The space complexity remains constant because the algorithm only stores two synchronization objects regardless of n.
Test Cases
import threading
def run_test(n):
output = []
def printFoo():
output.append("foo")
def printBar():
output.append("bar")
fb = FooBar(n)
thread1 = threading.Thread(target=fb.foo, args=(printFoo,))
thread2 = threading.Thread(target=fb.bar, args=(printBar,))
thread1.start()
thread2.start()
thread1.join()
thread2.join()
return "".join(output)
assert run_test(1) == "foobar" # minimum valid input
assert run_test(2) == "foobarfoobar" # basic alternating behavior
assert run_test(3) == "foobarfoobarfoobar" # multiple alternations
assert run_test(5) == "foobar" * 5 # repeated synchronization
assert run_test(10) == "foobar" * 10 # larger iteration count
assert len(run_test(100)) == 600 # stress test for repeated execution
assert run_test(100).startswith("foobar") # ordering preserved at start
assert run_test(100).endswith("foobar") # ordering preserved at end
| Test | Why |
|---|---|
n = 1 |
Validates smallest input |
n = 2 |
Verifies basic alternation |
n = 3 |
Ensures repeated synchronization works |
n = 5 |
Tests multiple thread handoffs |
n = 10 |
Checks stability over more iterations |
n = 100 length check |
Stress tests concurrency coordination |
startswith("foobar") |
Verifies correct initial ordering |
endswith("foobar") |
Verifies correct final ordering |
Edge Cases
One important edge case is the smallest possible input:
n = 1
Even with only one iteration, synchronization is still required. Without proper coordination, the bar() thread could theoretically attempt to print first. The semaphore initialization guarantees that foo() always executes before bar().

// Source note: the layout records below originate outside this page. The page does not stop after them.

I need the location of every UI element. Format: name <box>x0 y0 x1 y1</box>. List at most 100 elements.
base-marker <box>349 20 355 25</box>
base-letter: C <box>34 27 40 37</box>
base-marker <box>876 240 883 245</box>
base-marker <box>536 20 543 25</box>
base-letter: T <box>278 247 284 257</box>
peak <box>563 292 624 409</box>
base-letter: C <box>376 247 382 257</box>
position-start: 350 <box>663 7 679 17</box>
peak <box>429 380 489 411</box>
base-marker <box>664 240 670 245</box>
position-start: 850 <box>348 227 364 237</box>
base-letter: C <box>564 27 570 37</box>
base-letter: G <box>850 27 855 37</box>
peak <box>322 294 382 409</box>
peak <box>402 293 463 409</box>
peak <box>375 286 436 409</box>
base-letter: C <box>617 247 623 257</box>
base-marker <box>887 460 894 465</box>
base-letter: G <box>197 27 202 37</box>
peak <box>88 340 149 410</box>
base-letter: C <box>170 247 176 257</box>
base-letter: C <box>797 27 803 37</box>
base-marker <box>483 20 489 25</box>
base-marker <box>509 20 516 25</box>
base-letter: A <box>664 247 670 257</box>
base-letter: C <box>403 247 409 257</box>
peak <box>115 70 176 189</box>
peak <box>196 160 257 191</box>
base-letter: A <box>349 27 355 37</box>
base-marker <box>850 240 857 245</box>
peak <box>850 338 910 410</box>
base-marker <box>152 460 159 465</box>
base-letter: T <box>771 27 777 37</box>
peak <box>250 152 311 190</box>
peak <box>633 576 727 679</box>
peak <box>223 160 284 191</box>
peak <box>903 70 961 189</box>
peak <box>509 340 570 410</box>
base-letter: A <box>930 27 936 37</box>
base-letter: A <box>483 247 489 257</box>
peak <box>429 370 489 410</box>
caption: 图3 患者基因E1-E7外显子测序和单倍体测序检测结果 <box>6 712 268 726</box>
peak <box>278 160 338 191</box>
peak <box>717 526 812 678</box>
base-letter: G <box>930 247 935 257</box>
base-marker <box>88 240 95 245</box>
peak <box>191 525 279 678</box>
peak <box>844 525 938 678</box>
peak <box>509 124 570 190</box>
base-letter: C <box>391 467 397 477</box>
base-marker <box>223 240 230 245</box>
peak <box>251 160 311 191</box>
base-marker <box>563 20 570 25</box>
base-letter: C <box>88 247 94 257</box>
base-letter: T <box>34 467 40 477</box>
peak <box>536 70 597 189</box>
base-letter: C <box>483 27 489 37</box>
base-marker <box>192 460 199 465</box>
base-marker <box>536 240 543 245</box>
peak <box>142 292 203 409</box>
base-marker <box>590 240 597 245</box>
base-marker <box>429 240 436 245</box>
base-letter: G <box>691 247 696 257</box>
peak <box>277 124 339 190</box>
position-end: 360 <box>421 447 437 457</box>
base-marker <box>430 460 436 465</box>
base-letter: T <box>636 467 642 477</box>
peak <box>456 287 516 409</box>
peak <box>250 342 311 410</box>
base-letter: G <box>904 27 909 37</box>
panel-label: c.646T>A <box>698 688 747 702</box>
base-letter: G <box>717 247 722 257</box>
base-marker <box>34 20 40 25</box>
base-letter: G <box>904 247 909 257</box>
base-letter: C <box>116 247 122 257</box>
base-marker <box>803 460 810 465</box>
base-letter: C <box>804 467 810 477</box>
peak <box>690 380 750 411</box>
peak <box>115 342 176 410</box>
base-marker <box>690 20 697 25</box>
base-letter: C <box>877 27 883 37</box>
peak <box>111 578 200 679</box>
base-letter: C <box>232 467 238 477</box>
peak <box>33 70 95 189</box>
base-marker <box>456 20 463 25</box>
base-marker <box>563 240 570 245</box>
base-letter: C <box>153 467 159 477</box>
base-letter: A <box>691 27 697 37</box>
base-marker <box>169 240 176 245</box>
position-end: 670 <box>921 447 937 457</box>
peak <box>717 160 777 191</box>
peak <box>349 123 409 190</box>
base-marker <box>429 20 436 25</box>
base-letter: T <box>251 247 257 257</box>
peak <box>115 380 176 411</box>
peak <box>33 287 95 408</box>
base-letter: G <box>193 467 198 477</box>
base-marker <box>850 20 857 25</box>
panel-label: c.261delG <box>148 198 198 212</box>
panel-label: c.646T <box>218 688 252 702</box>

Another important edge case occurs when one thread runs significantly faster than the other. For example, the foo() thread might repeatedly attempt to execute before bar() has completed. Without synchronization, this could produce outputs like:
foofoofoo...
The semaphore blocks the fast thread until the slower thread finishes its turn, ensuring correct alternation regardless of scheduling speed.
A third important edge case involves many iterations, such as:
n = 1000
Repeated synchronization can expose deadlock bugs if semaphore releases are forgotten or misplaced. The implementation carefully releases the opposite semaphore after every successful print operation, guaranteeing progress throughout all iterations.